Integrating all non-financial data alongside more traditional financial data on a single platform means everyone is working with the same baseline data that is accurate, easily auditable and can be traced right back to its source.
Business users can access models and data that are pertinent to their role and function – controlled right down to specific line items if necessary – they need to share data with others in departments that are further down the value chain and in the central FP&A team. In practice, this typically results in those responsible for processes such as sales planning, supply chain planning and workforce planning developing their own models built around domain-specific business rules, much of which they already have hidden deep in their legacy spreadsheets. However, the critical difference with Connected Planning is such models share data via a single data repository so users are always working with a ‘single source of the truth’. In addition, outputs are immediately accessible to users in other business functions enabling them to effectively collaborate around a single set of reliable data.
Once users and their planning models are connected across the business, upstream changes made in sales plans flow sequentially into demand forecasts and production plans, while all the time updating workforce planning models and the central budgeting model.
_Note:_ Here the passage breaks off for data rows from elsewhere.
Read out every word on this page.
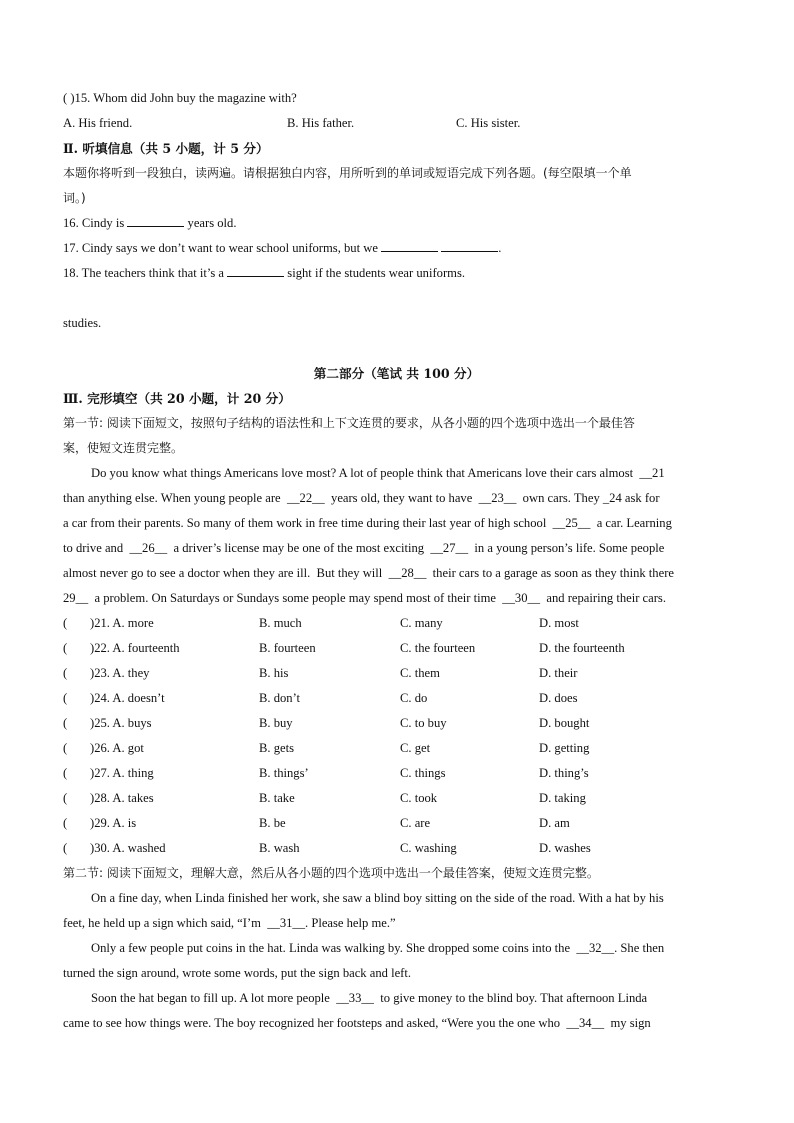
( )15. Whom did John buy the magazine with?
A. His friend.	B. His father.	C. His sister.
Ⅱ. 听填信息（共 5 小题，计 5 分）
本题你将听到一段独白，读两遍。请根据独白内容，用所听到的单词或短语完成下列各题。(每空限填一个单
词。)
16. Cindy is	years old.
17. Cindy says we don’t want to wear school uniforms, but we	.
18. The teachers think that it’s a	sight if the students wear uniforms.

studies.

第二部分（笔试 共 100 分）
Ⅲ. 完形填空（共 20 小题，计 20 分）
第一节: 阅读下面短文，按照句子结构的语法性和上下文连贯的要求，从各小题的四个选项中选出一个最佳答
案，使短文连贯完整。
Do you know what things Americans love most? A lot of people think that Americans love their cars almost  __21
than anything else. When young people are  __22__  years old, they want to have  __23__  own cars. They _24 ask for
a car from their parents. So many of them work in free time during their last year of high school  __25__  a car. Learning
to drive and  __26__  a driver’s license may be one of the most exciting  __27__  in a young person’s life. Some people
almost never go to see a doctor when they are ill.  But they will  __28__  their cars to a garage as soon as they think there
29__  a problem. On Saturdays or Sundays some people may spend most of their time  __30__  and repairing their cars.
( )21. A. more	B. much	C. many	D. most
( )22. A. fourteenth	B. fourteen	C. the fourteen	D. the fourteenth
( )23. A. they	B. his	C. them	D. their
( )24. A. doesn’t	B. don’t	C. do	D. does
( )25. A. buys	B. buy	C. to buy	D. bought
( )26. A. got	B. gets	C. get	D. getting
( )27. A. thing	B. things’	C. things	D. thing’s
( )28. A. takes	B. take	C. took	D. taking
( )29. A. is	B. be	C. are	D. am
( )30. A. washed	B. wash	C. washing	D. washes
第二节: 阅读下面短文，理解大意，然后从各小题的四个选项中选出一个最佳答案，使短文连贯完整。
On a fine day, when Linda finished her work, she saw a blind boy sitting on the side of the road. With a hat by his
feet, he held up a sign which said, “I’m  __31__. Please help me.”
Only a few people put coins in the hat. Linda was walking by. She dropped some coins into the  __32__. She then
turned the sign around, wrote some words, put the sign back and left.
Soon the hat began to fill up. A lot more people  __33__  to give money to the blind boy. That afternoon Linda
came to see how things were. The boy recognized her footsteps and asked, “Were you the one who  __34__  my sign
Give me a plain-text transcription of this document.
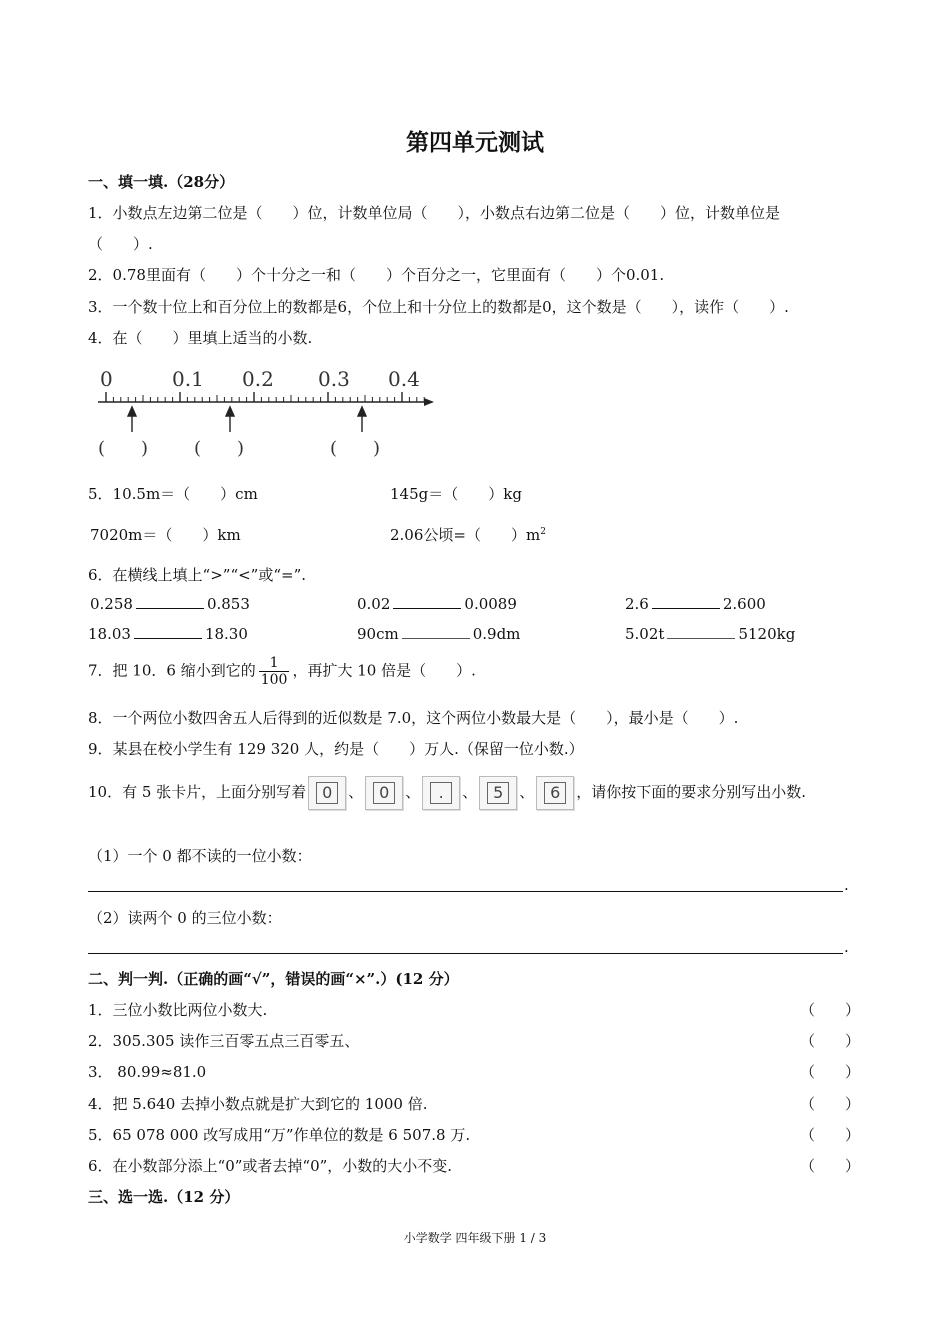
第四单元测试
一、填一填.（28分）
1．小数点左边第二位是（　　）位，计数单位局（　　），小数点右边第二位是（　　）位，计数单位是
（　　）.
2．0.78里面有（　　）个十分之一和（　　）个百分之一，它里面有（　　）个0.01.
3．一个数十位上和百分位上的数都是6，个位上和十分位上的数都是0，这个数是（　　），读作（　　）.
4．在（　　）里填上适当的小数.
0	0.1 0.2 0.3 0.4
(　　)	(　　)	(　　)
5．10.5m＝（　　）cm	145g＝（　　）kg
7020m＝（　　）km	2.06公顷=（　　）$m^2$
6．在横线上填上“>”“<”或“=”.
0.258	0.853	0.02	0.0089	2.6	2.600
18.03	18.30	90cm	0.9dm	5.02t	5120kg
7．把 10．6 缩小到它的 $\frac{1}{100}$ ，再扩大 10 倍是（　　）.
8．一个两位小数四舍五人后得到的近似数是 7.0，这个两位小数最大是（　　），最小是（　　）.
9．某县在校小学生有 129 320 人，约是（　　）万人.（保留一位小数.）
10．有 5 张卡片，上面分别写着 0	、 0	、	.	、 5	、 6	，请你按下面的要求分别写出小数.
（1）一个 0 都不读的一位小数：
.
（2）读两个 0 的三位小数：
.
二、判一判.（正确的画“√”，错误的画“×”.）(12 分）
1．三位小数比两位小数大.	（　　）
2．305.305 读作三百零五点三百零五、	（　　）
3． 80.99≈81.0	（　　）
4．把 5.640 去掉小数点就是扩大到它的 1000 倍.	（　　）
5．65 078 000 改写成用“万”作单位的数是 6 507.8 万.	（　　）
6．在小数部分添上“0”或者去掉“0”，小数的大小不变.	（　　）
三、选一选.（12 分）
小学数学 四年级下册 1 / 3
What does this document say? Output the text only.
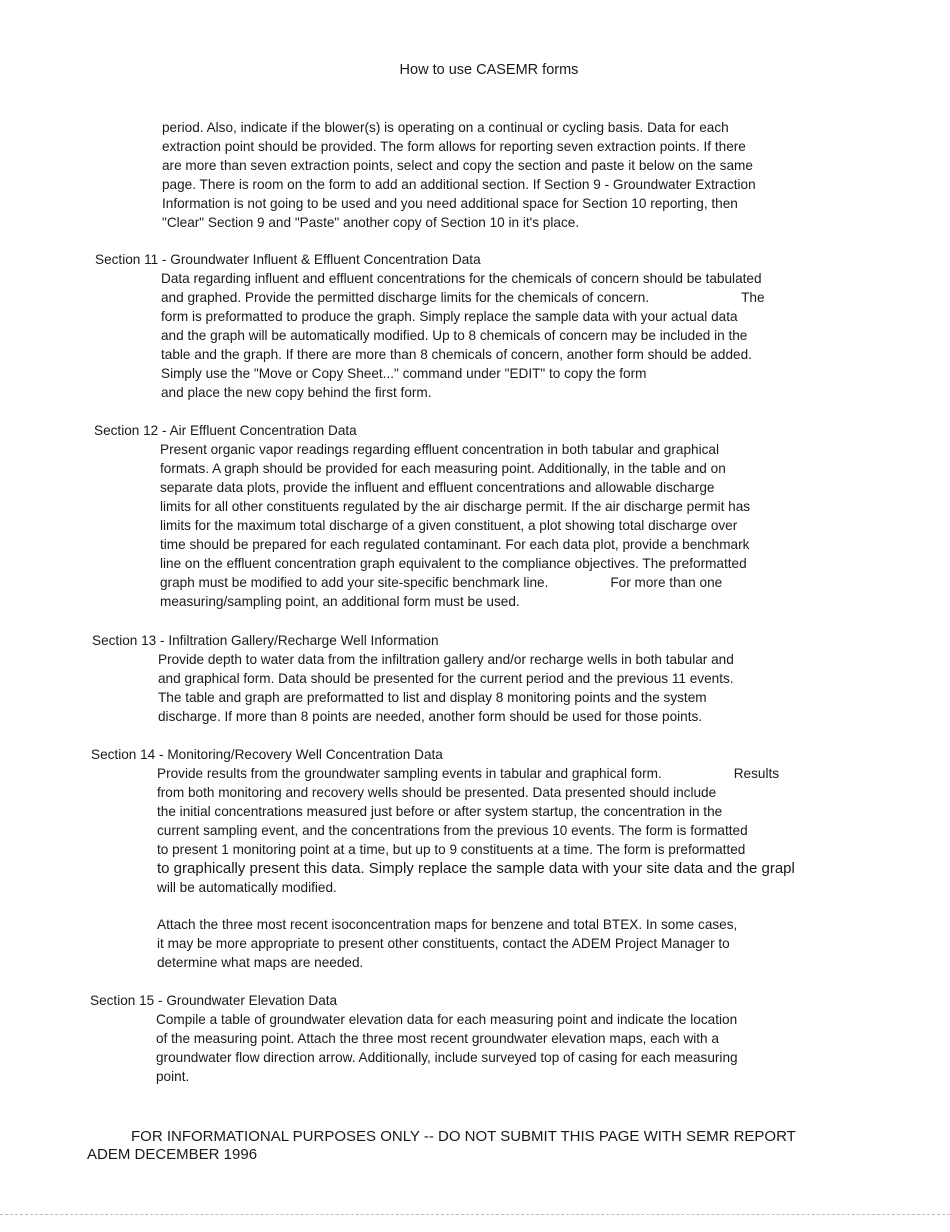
How to use CASEMR forms
period. Also, indicate if the blower(s) is operating on a continual or cycling basis. Data for each
extraction point should be provided. The form allows for reporting seven extraction points. If there
are more than seven extraction points, select and copy the section and paste it below on the same
page. There is room on the form to add an additional section. If Section 9 - Groundwater Extraction
Information is not going to be used and you need additional space for Section 10 reporting, then
"Clear" Section 9 and "Paste" another copy of Section 10 in it's place.
Section 11 - Groundwater Influent & Effluent Concentration Data
Data regarding influent and effluent concentrations for the chemicals of concern should be tabulated
and graphed. Provide the permitted discharge limits for the chemicals of concern.	The
form is preformatted to produce the graph. Simply replace the sample data with your actual data
and the graph will be automatically modified. Up to 8 chemicals of concern may be included in the
table and the graph. If there are more than 8 chemicals of concern, another form should be added.
Simply use the "Move or Copy Sheet..." command under "EDIT" to copy the form
and place the new copy behind the first form.
Section 12 - Air Effluent Concentration Data
Present organic vapor readings regarding effluent concentration in both tabular and graphical
formats. A graph should be provided for each measuring point. Additionally, in the table and on
separate data plots, provide the influent and effluent concentrations and allowable discharge
limits for all other constituents regulated by the air discharge permit. If the air discharge permit has
limits for the maximum total discharge of a given constituent, a plot showing total discharge over
time should be prepared for each regulated contaminant. For each data plot, provide a benchmark
line on the effluent concentration graph equivalent to the compliance objectives. The preformatted
graph must be modified to add your site-specific benchmark line.	For more than one
measuring/sampling point, an additional form must be used.
Section 13 - Infiltration Gallery/Recharge Well Information
Provide depth to water data from the infiltration gallery and/or recharge wells in both tabular and
and graphical form. Data should be presented for the current period and the previous 11 events.
The table and graph are preformatted to list and display 8 monitoring points and the system
discharge. If more than 8 points are needed, another form should be used for those points.
Section 14 - Monitoring/Recovery Well Concentration Data
Provide results from the groundwater sampling events in tabular and graphical form.	Results
from both monitoring and recovery wells should be presented. Data presented should include
the initial concentrations measured just before or after system startup, the concentration in the
current sampling event, and the concentrations from the previous 10 events. The form is formatted
to present 1 monitoring point at a time, but up to 9 constituents at a time. The form is preformatted
to graphically present this data. Simply replace the sample data with your site data and the grapl
will be automatically modified.
Attach the three most recent isoconcentration maps for benzene and total BTEX. In some cases,
it may be more appropriate to present other constituents, contact the ADEM Project Manager to
determine what maps are needed.
Section 15 - Groundwater Elevation Data
Compile a table of groundwater elevation data for each measuring point and indicate the location
of the measuring point. Attach the three most recent groundwater elevation maps, each with a
groundwater flow direction arrow. Additionally, include surveyed top of casing for each measuring
point.
FOR INFORMATIONAL PURPOSES ONLY -- DO NOT SUBMIT THIS PAGE WITH SEMR REPORT
ADEM DECEMBER 1996
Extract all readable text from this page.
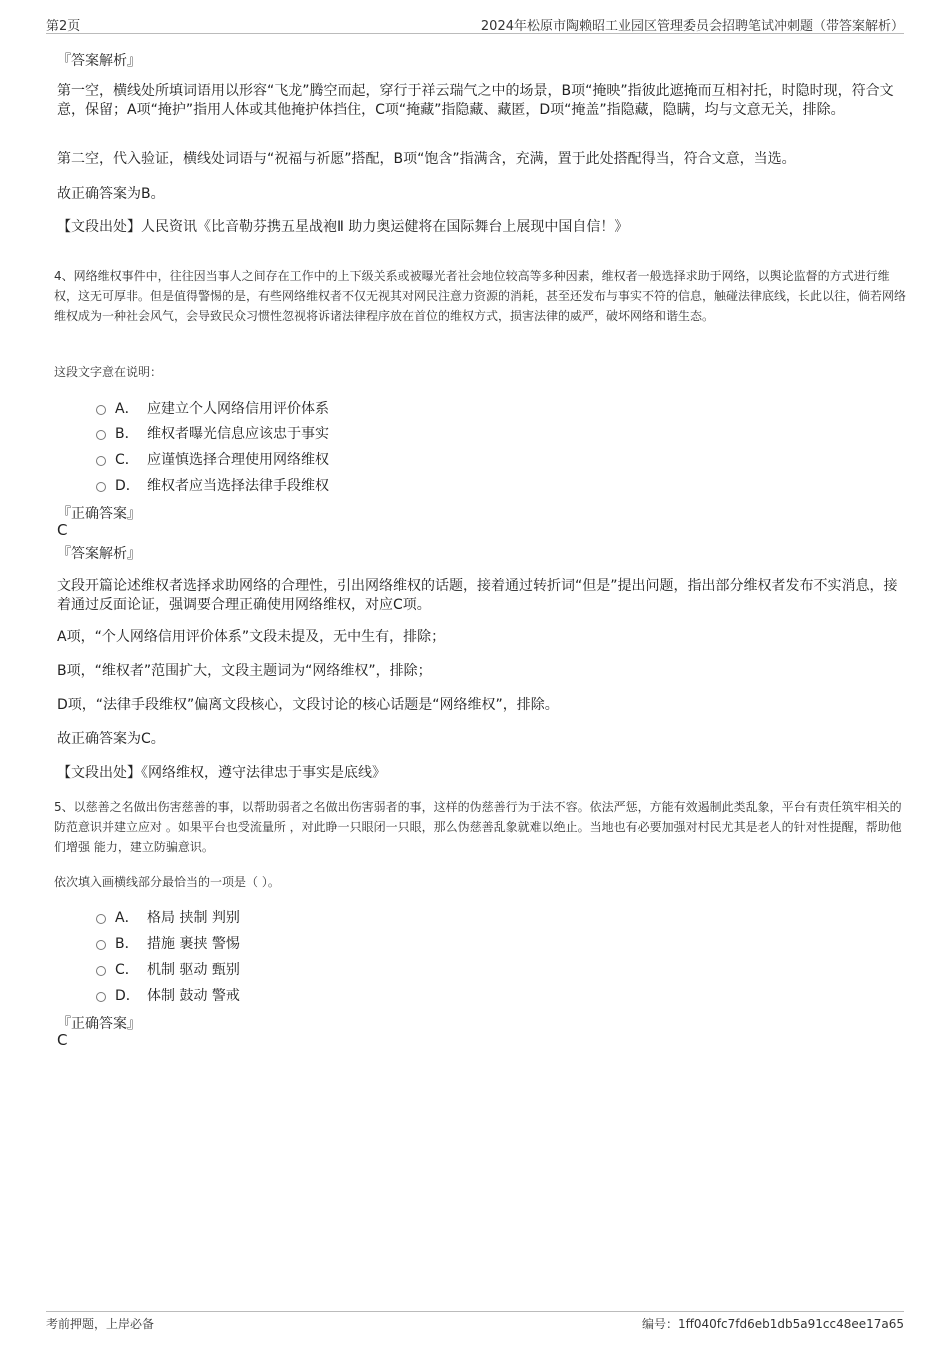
第2页	2024年松原市陶赖昭工业园区管理委员会招聘笔试冲刺题（带答案解析）
『答案解析』
第一空，横线处所填词语用以形容“飞龙”腾空而起，穿行于祥云瑞气之中的场景，B项“掩映”指彼此遮掩而互相衬托，时隐时现，符合文意，保留；A项“掩护”指用人体或其他掩护体挡住，C项“掩藏”指隐藏、藏匿，D项“掩盖”指隐藏，隐瞒，均与文意无关，排除。
第二空，代入验证，横线处词语与“祝福与祈愿”搭配，B项“饱含”指满含，充满，置于此处搭配得当，符合文意，当选。
故正确答案为B。
【文段出处】人民资讯《比音勒芬携五星战袍Ⅱ 助力奥运健将在国际舞台上展现中国自信！》
4、网络维权事件中，往往因当事人之间存在工作中的上下级关系或被曝光者社会地位较高等多种因素，维权者一般选择求助于网络，以舆论监督的方式进行维权，这无可厚非。但是值得警惕的是，有些网络维权者不仅无视其对网民注意力资源的消耗，甚至还发布与事实不符的信息，触碰法律底线，长此以往，倘若网络维权成为一种社会风气，会导致民众习惯性忽视将诉诸法律程序放在首位的维权方式，损害法律的威严，破坏网络和谐生态。
这段文字意在说明：
A． 应建立个人网络信用评价体系
B． 维权者曝光信息应该忠于事实
C． 应谨慎选择合理使用网络维权
D． 维权者应当选择法律手段维权
『正确答案』
C
『答案解析』
文段开篇论述维权者选择求助网络的合理性，引出网络维权的话题，接着通过转折词“但是”提出问题，指出部分维权者发布不实消息，接着通过反面论证，强调要合理正确使用网络维权，对应C项。
A项，“个人网络信用评价体系”文段未提及，无中生有，排除；
B项，“维权者”范围扩大，文段主题词为“网络维权”，排除；
D项，“法律手段维权”偏离文段核心，文段讨论的核心话题是“网络维权”，排除。
故正确答案为C。
【文段出处】《网络维权，遵守法律忠于事实是底线》
5、以慈善之名做出伤害慈善的事，以帮助弱者之名做出伤害弱者的事，这样的伪慈善行为于法不容。依法严惩，方能有效遏制此类乱象，平台有责任筑牢相关的防范意识并建立应对 。如果平台也受流量所 ，对此睁一只眼闭一只眼，那么伪慈善乱象就难以绝止。当地也有必要加强对村民尤其是老人的针对性提醒，帮助他们增强 能力，建立防骗意识。
依次填入画横线部分最恰当的一项是（ ）。
A． 格局 挟制 判别
B． 措施 裹挟 警惕
C． 机制 驱动 甄别
D． 体制 鼓动 警戒
『正确答案』
C
考前押题，上岸必备	编号：1ff040fc7fd6eb1db5a91cc48ee17a65
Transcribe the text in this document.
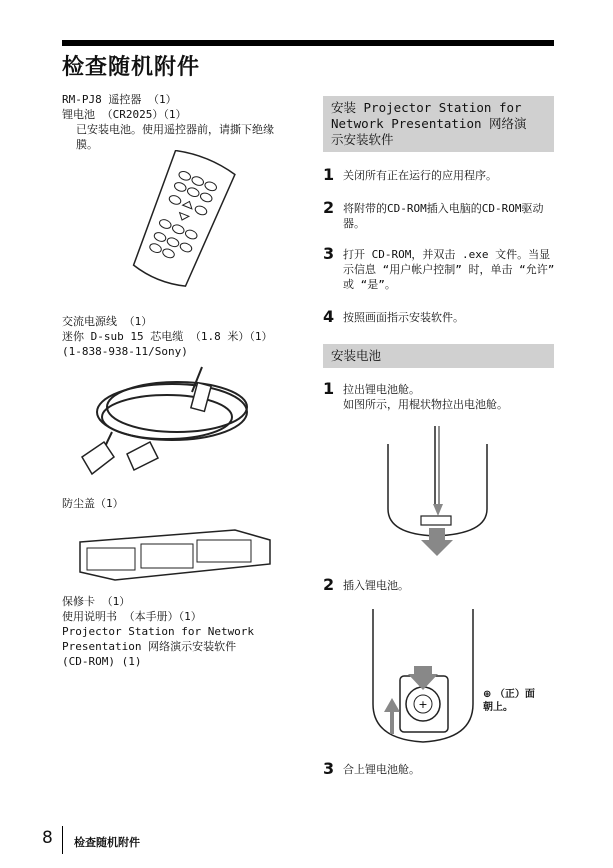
检查随机附件
RM-PJ8 遥控器 （1）
锂电池 （CR2025）（1）
已安装电池。使用遥控器前，请撕下绝缘膜。
交流电源线 （1）
迷你 D-sub 15 芯电缆 （1.8 米）（1）
(1-838-938-11/Sony)
防尘盖（1）
保修卡 （1）
使用说明书 （本手册）（1）
Projector Station for Network
Presentation 网络演示安装软件
(CD-ROM) (1)
安装 Projector Station for
Network Presentation 网络演
示安装软件
1 关闭所有正在运行的应用程序。
2 将附带的CD-ROM插入电脑的CD-ROM驱动器。
3 打开 CD-ROM，并双击 .exe 文件。当显示信息 “用户帐户控制” 时，单击 “允许” 或 “是”。
4 按照画面指示安装软件。
安装电池
1 拉出锂电池舱。
如图所示，用棍状物拉出电池舱。
2 插入锂电池。
+
⊕ （正）面
朝上。
3 合上锂电池舱。
8 检查随机附件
Achieving such connectivity will undoubtedly slash the amount of time it takes to plan and budget. But once it is in place you can start to think about how to improve your performance management capabilities. Because it is such a light-touch activity, you may decide to increase the frequency of re-forecasts, and with time may even decide to manage the business using real-time rolling re-forecasts, rather than the more traditional annual budget process. Connected Planning also makes it easier to develop predictive models so the business can explore multiple alternative scenarios. This gives senior management a broader range of strategic choices with full insight into the operational and financial consequences of any decisions they make. This results in a set of contingency plans that can be quickly implemented depending on how circumstances unfold.
Just like the human brain which suppresses normal activity that does not warrant our attention, advanced analytics, machine learning and statistical methods can significantly reduce the amount of manual intervention required in re-forecasting. Adopting such techniques alongside Connected Planning helps reduce forecasting cycle times. It focuses attention on the exceptional factors that look set to cause the greatest variances in financial performance. Being able to identify such factors early, and explore the possible implications and responses by modelling scenarios using a Connected Planning capability, is exactly the type of agility that helps businesses deliver sustainable profits.
As we have already mentioned the concept of Connected Planning is far from new, having evolved from ‘driver-based planning’ and more recently, ‘integrated planning’. What is new is the recent arrival of easy-to-use technology that is enabling the adoption of Connected Planning at a rapidly accelerating rate. Setting out to build planning capability that I have compared with the wondrous human brain may seem a daunting task, but don’t be deterred. Many implementations start out in a single business function simply replacing a myriad of tangled planning spreadsheets. But once the users have gained a quick win and gain confidence in working with the new technology, they soon start to look to build the all-important connections across the business.